Excipients are all of the substances found in pharmaceuticals that are added to the active ingredient to provide a benefit in manufacturing, stability, bioavailability, or patient acceptability.  Some excipients are foods or substances derived from foods.  Food allergic patients may rarely have reactions to these products. In his review, John M. Kelso, MD details which food-derived substances are used as pharmaceutical excipients and in which medications. Furthermore, the safety of administration of these medications in food allergic patients is also discussed (J Allergy Clin Immunol 2014; 133(6): 1509-1518). 
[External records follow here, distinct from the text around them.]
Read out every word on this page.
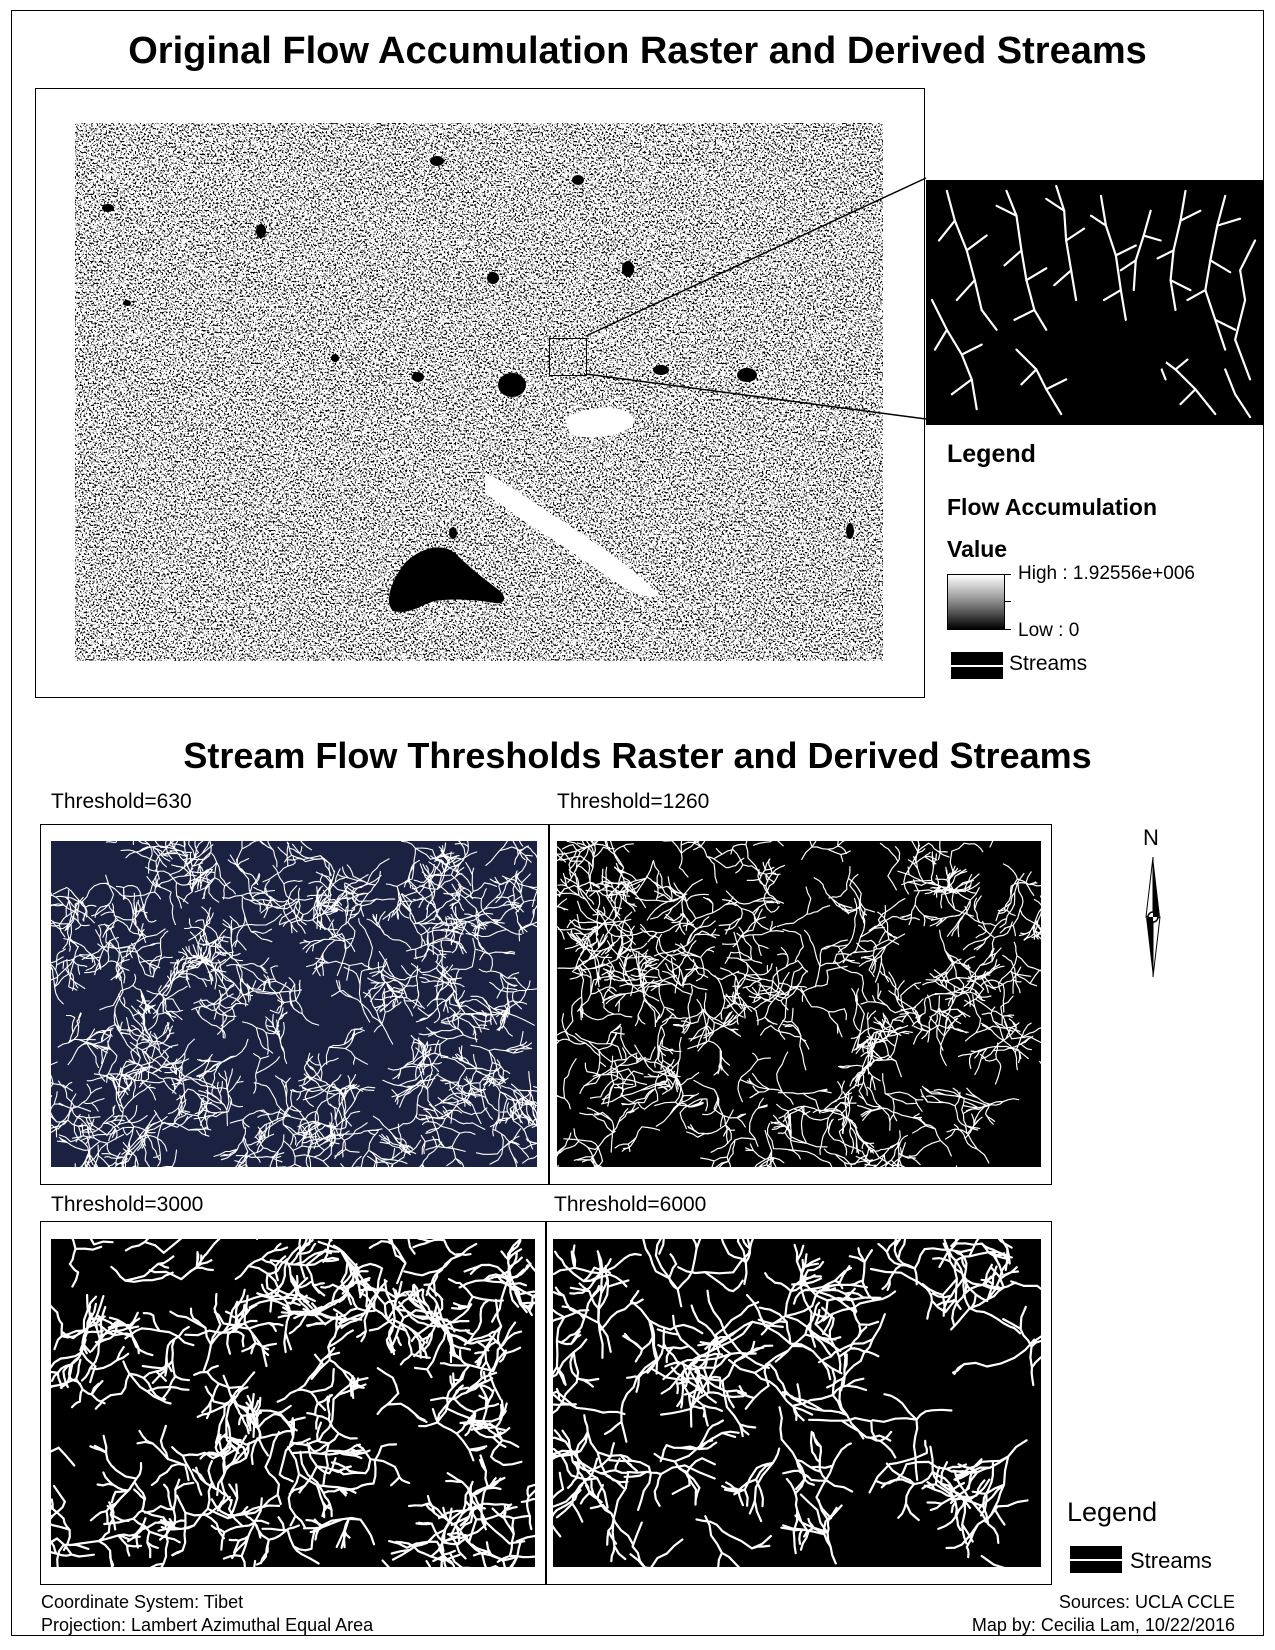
Original Flow Accumulation Raster and Derived Streams
Legend
Flow Accumulation
Value
High : 1.92556e+006
Low : 0
Streams
Stream Flow Thresholds Raster and Derived Streams
Threshold=630	Threshold=1260
Threshold=3000	Threshold=6000
N
Legend
Streams
Coordinate System: Tibet
Projection: Lambert Azimuthal Equal Area
Sources: UCLA CCLE
Map by: Cecilia Lam, 10/22/2016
Food allergens are proteins that can generate IgE-mediated responses in food-allergic individuals. Since some food-derived excipients in medications are proteins, there is potential for an allergic response.  However, in most cases there is not enough of the food protein present to cause a reaction even in an allergic individual.  For example, most influenza vaccines are grown in eggs,  however there are only trace amounts of the protein in the vaccines and they are considered safe in egg-allergic recipients.  Other vaccines, however, contain substantial quantities of gelatin and do pose a risk of an allergic reaction in those with gelatin allergy.  Other excipients are derived from foods but do not contain protein, thus fish-allergic patients need not avoid fish oil for example.  In some cases, a food-derived excipient such as lactose may be contaminated with milk protein accidentally.

Although food-derived excipients may contain food proteins, reactions are generally quite rare likely because protein amounts are too low to elicit a reaction. If there is a reaction to a medication, it may be from a specific lot that was accidentally contaminated with food protein. However, if a reaction occurs, allergy to the food component should be investigated as a possible cause.